Marque REPARECO : il ne fallait pas faire d'économie sur la distinctivité !

15/06/2018

Dans un arrêt du 13 avril 2018, la Cour d’appel de Paris a considéré qu’il n’existait aucun risque de confusion entre les termes « REPARECO » et « REPARAUTO » susceptible de fonder une action en contrefaçon.

 

 

La société REPARECO exerce une activité de réparation de véhicules automobiles.

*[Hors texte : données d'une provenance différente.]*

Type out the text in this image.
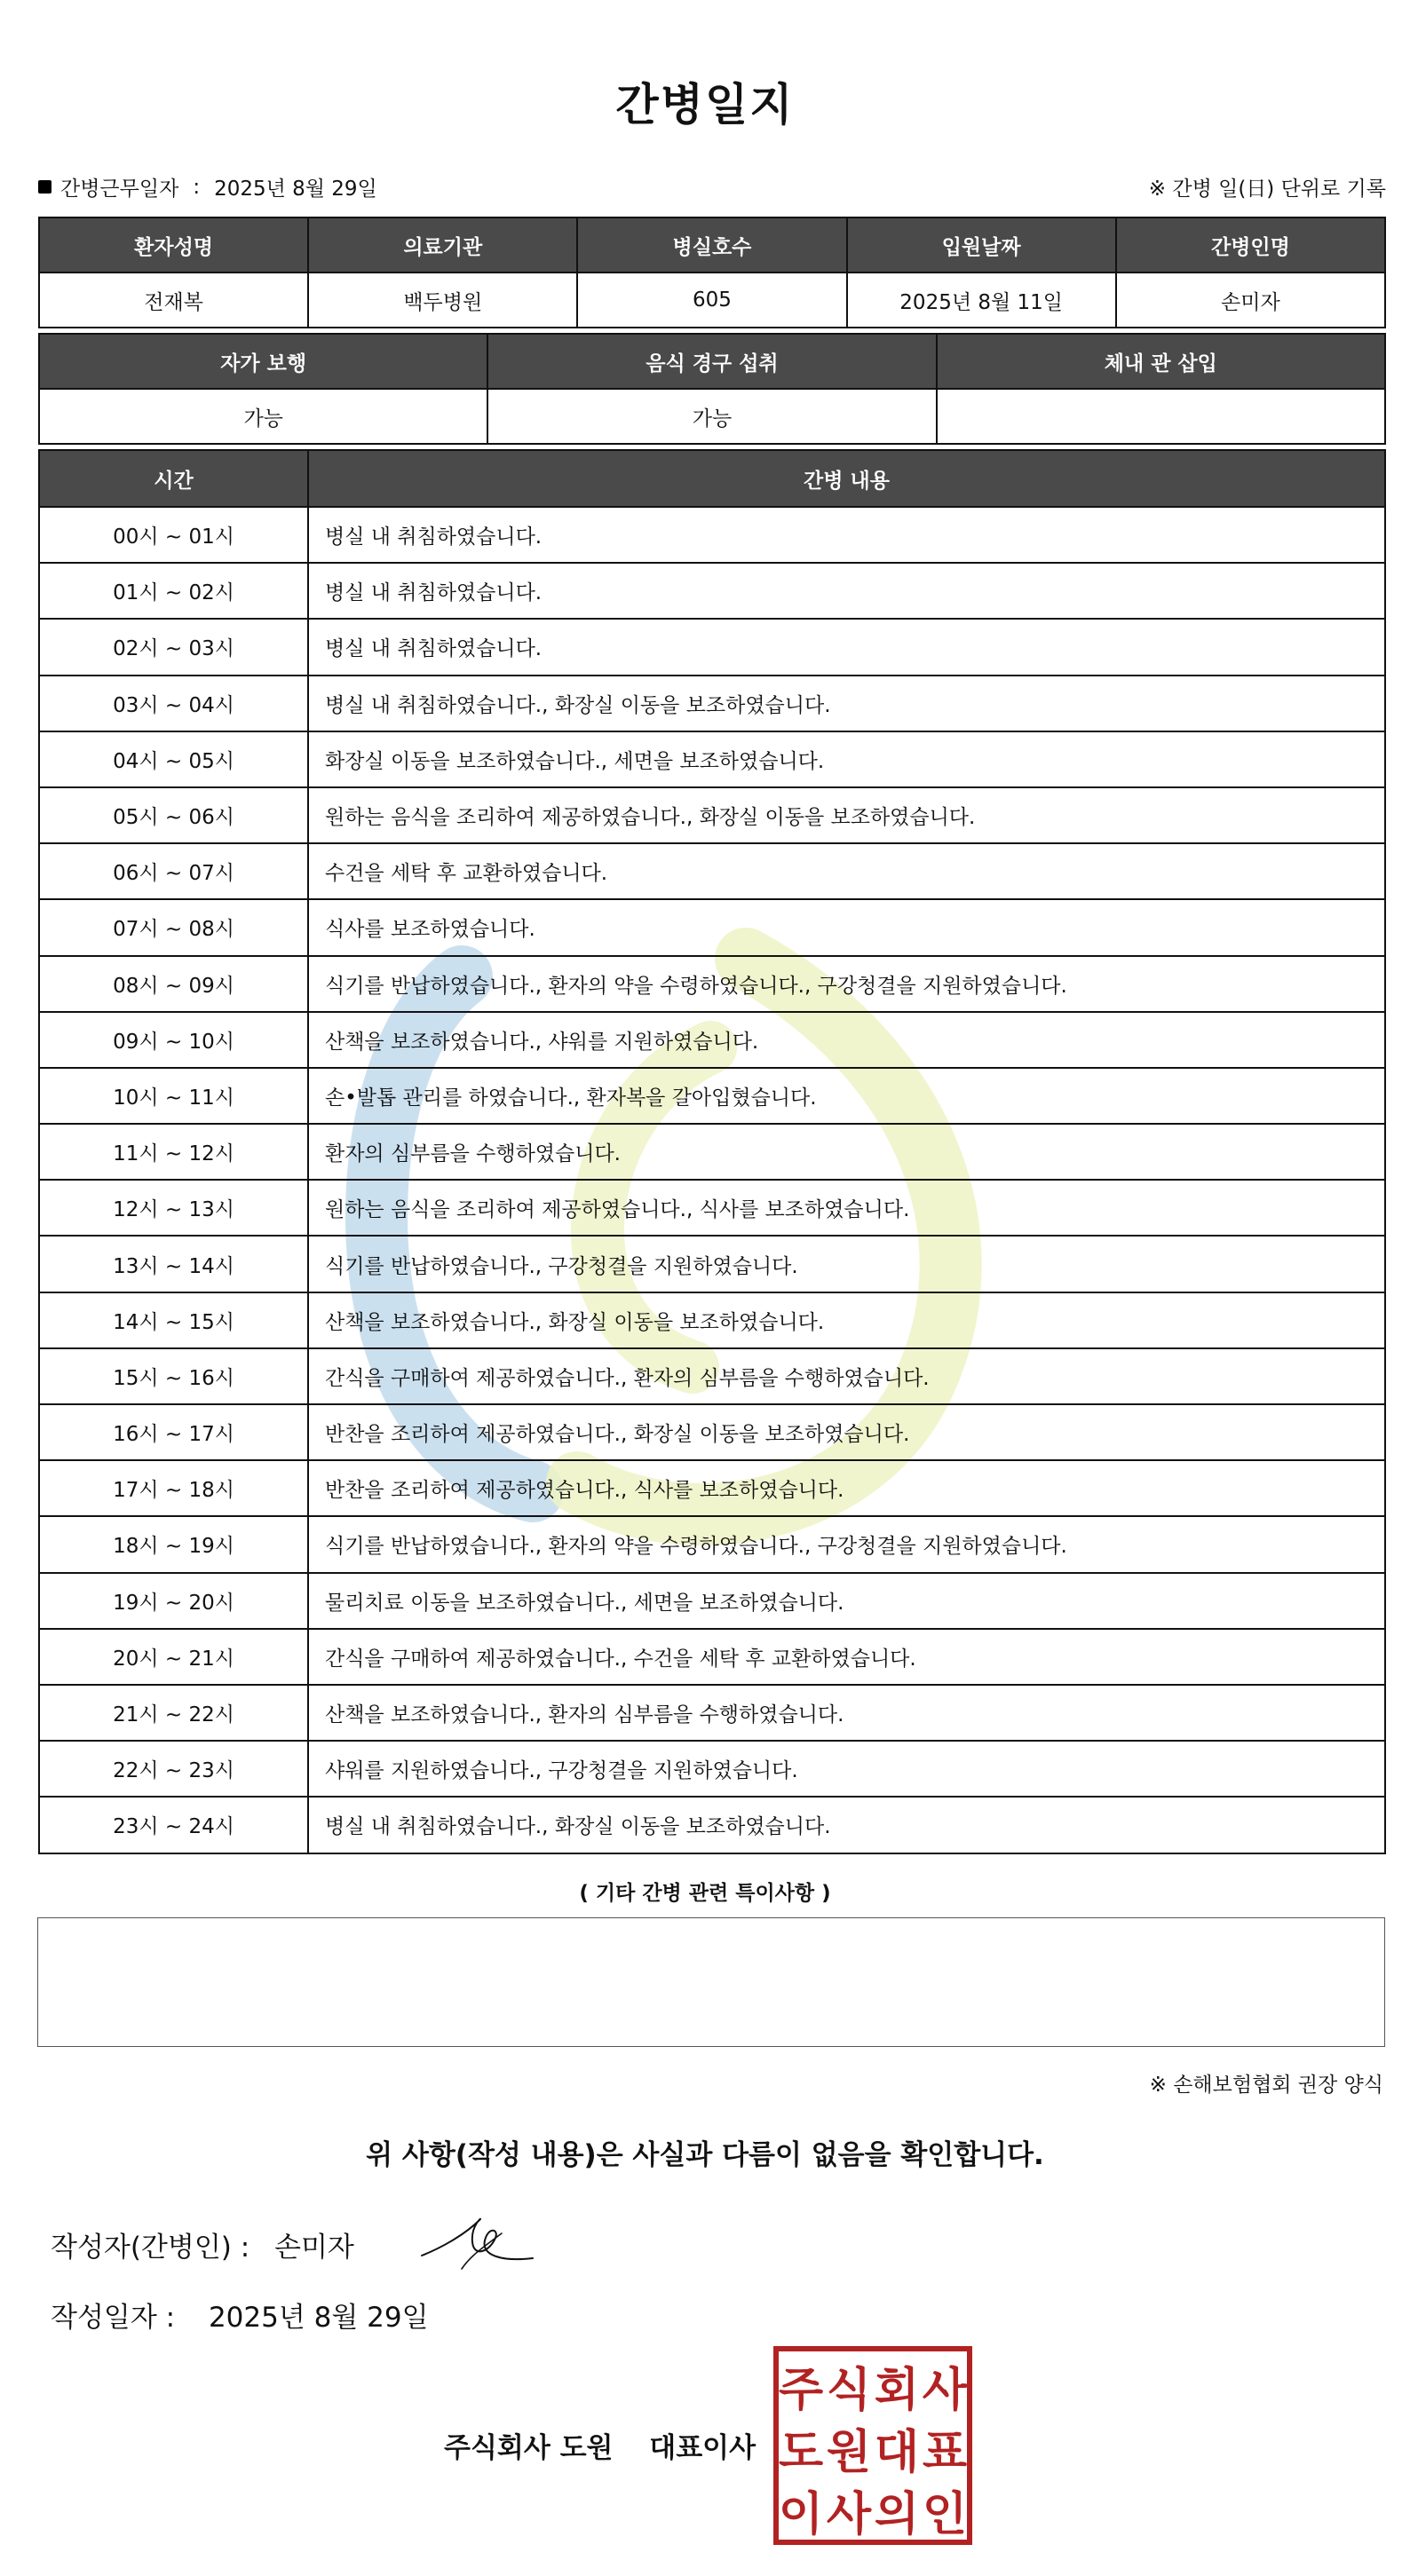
간병일지
간병근무일자 : 2025년 8월 29일	※ 간병 일(日) 단위로 기록
환자성명	의료기관	병실호수	입원날짜	간병인명
전재복	백두병원	605	2025년 8월 11일	손미자
자가 보행	음식 경구 섭취	체내 관 삽입
가능	가능	
시간	간병 내용
00시 ~ 01시	병실 내 취침하였습니다.
01시 ~ 02시	병실 내 취침하였습니다.
02시 ~ 03시	병실 내 취침하였습니다.
03시 ~ 04시	병실 내 취침하였습니다., 화장실 이동을 보조하였습니다.
04시 ~ 05시	화장실 이동을 보조하였습니다., 세면을 보조하였습니다.
05시 ~ 06시	원하는 음식을 조리하여 제공하였습니다., 화장실 이동을 보조하였습니다.
06시 ~ 07시	수건을 세탁 후 교환하였습니다.
07시 ~ 08시	식사를 보조하였습니다.
08시 ~ 09시	식기를 반납하였습니다., 환자의 약을 수령하였습니다., 구강청결을 지원하였습니다.
09시 ~ 10시	산책을 보조하였습니다., 샤워를 지원하였습니다.
10시 ~ 11시	손•발톱 관리를 하였습니다., 환자복을 갈아입혔습니다.
11시 ~ 12시	환자의 심부름을 수행하였습니다.
12시 ~ 13시	원하는 음식을 조리하여 제공하였습니다., 식사를 보조하였습니다.
13시 ~ 14시	식기를 반납하였습니다., 구강청결을 지원하였습니다.
14시 ~ 15시	산책을 보조하였습니다., 화장실 이동을 보조하였습니다.
15시 ~ 16시	간식을 구매하여 제공하였습니다., 환자의 심부름을 수행하였습니다.
16시 ~ 17시	반찬을 조리하여 제공하였습니다., 화장실 이동을 보조하였습니다.
17시 ~ 18시	반찬을 조리하여 제공하였습니다., 식사를 보조하였습니다.
18시 ~ 19시	식기를 반납하였습니다., 환자의 약을 수령하였습니다., 구강청결을 지원하였습니다.
19시 ~ 20시	물리치료 이동을 보조하였습니다., 세면을 보조하였습니다.
20시 ~ 21시	간식을 구매하여 제공하였습니다., 수건을 세탁 후 교환하였습니다.
21시 ~ 22시	산책을 보조하였습니다., 환자의 심부름을 수행하였습니다.
22시 ~ 23시	샤워를 지원하였습니다., 구강청결을 지원하였습니다.
23시 ~ 24시	병실 내 취침하였습니다., 화장실 이동을 보조하였습니다.
( 기타 간병 관련 특이사항 )
※ 손해보험협회 권장 양식
위 사항(작성 내용)은 사실과 다름이 없음을 확인합니다.
작성자(간병인) : 손미자
작성일자 : 2025년 8월 29일
주식회사 도원 대표이사
주 식 회 사
도 원 대 표
이 사 의 인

Elle est à ce titre titulaire de la marque « REPARECO » n°3920286 enregistrée le 7 septembre 2012 dans les classes 12, 37 et 41.

 

La société ESTEVES AUTO exerce elle aussi une activité de réparation et d’entretien de véhicules automobiles, sous l’enseigne « REPARAUTO ».

 

Considérant que l’activité identique exercée sous une enseigne proche de sa marque par la société ESTEVES AUTO, était constitutive d’actes de contrefaçon, la société REPARECO l’a alors mise en demeure de cesser l’utilisation de son enseigne.

 

Elle l’a par la suite assignée devant le Tribunal de Grande Instance de Paris pour contrefaçon de sa marque et parasitisme.

 

La société ESTEVES AUTO a par la suite déposé la marque verbale « REPARAUTO GARAGE ».

 

Après avoir vu sa demande rejetée par les juges de première instance, la société REPARECO a alors interjeté appel, précisant que l’action en contrefaçon avait été engagée sur la base de l’enseigne de la société concurrente et non sur la marque, déposée postérieurement.

 

La société REPARECO faisait valoir que les signes « REPARECO » et « REPARAUTO » présentaient une ressemblance auditive certaine du fait de leur consonnance proche.

 

N’étant pas face à une reproduction à l’identique de la marque première, il convenait donc pour la cour d’appel de rechercher s’il existait un risque de confusion entre les deux signes.

 

Les juges ont tout d’abord considéré que les signes présentaient le même terme d’attaque « REPAR » suivie du même nombre de syllabes et se terminaient par le même son « O ». Ils ont cependant ajouté que les sons « ECO » et « AUTO » avaient une résonnance distincte.

 

S’agissant de l’analyse conceptuelle des deux termes, les juges ont considéré que « le terme « REPAR » avait trait à une activité identique de réparation, étant en cela extrêmement banal et d’un usage commun à l’occasion d’activités ayant pour objet la réparation notamment de véhicules automobiles » et que « le terme « ECO » ajouté par la marque antérieure mettait en valeur l’aspect économique ».

 

Les juges ont enfin considéré que la mention « AUTO » figurant dans l’enseigne de la société ESTEVES AUTO « n’était pas distinctive de l’activité d’un garage ayant une activité de réparation de sorte que le consommateur d’attention moyenne ne sera pas amené à opérer une confusion avec un autre garage exerçant sous la marque REPARECO ».

 

La Cour d’appel a donc confirmé la décision du Tribunal de Grande Instance et a considéré qu’il n’existait aucun risque de confusion entre les deux termes.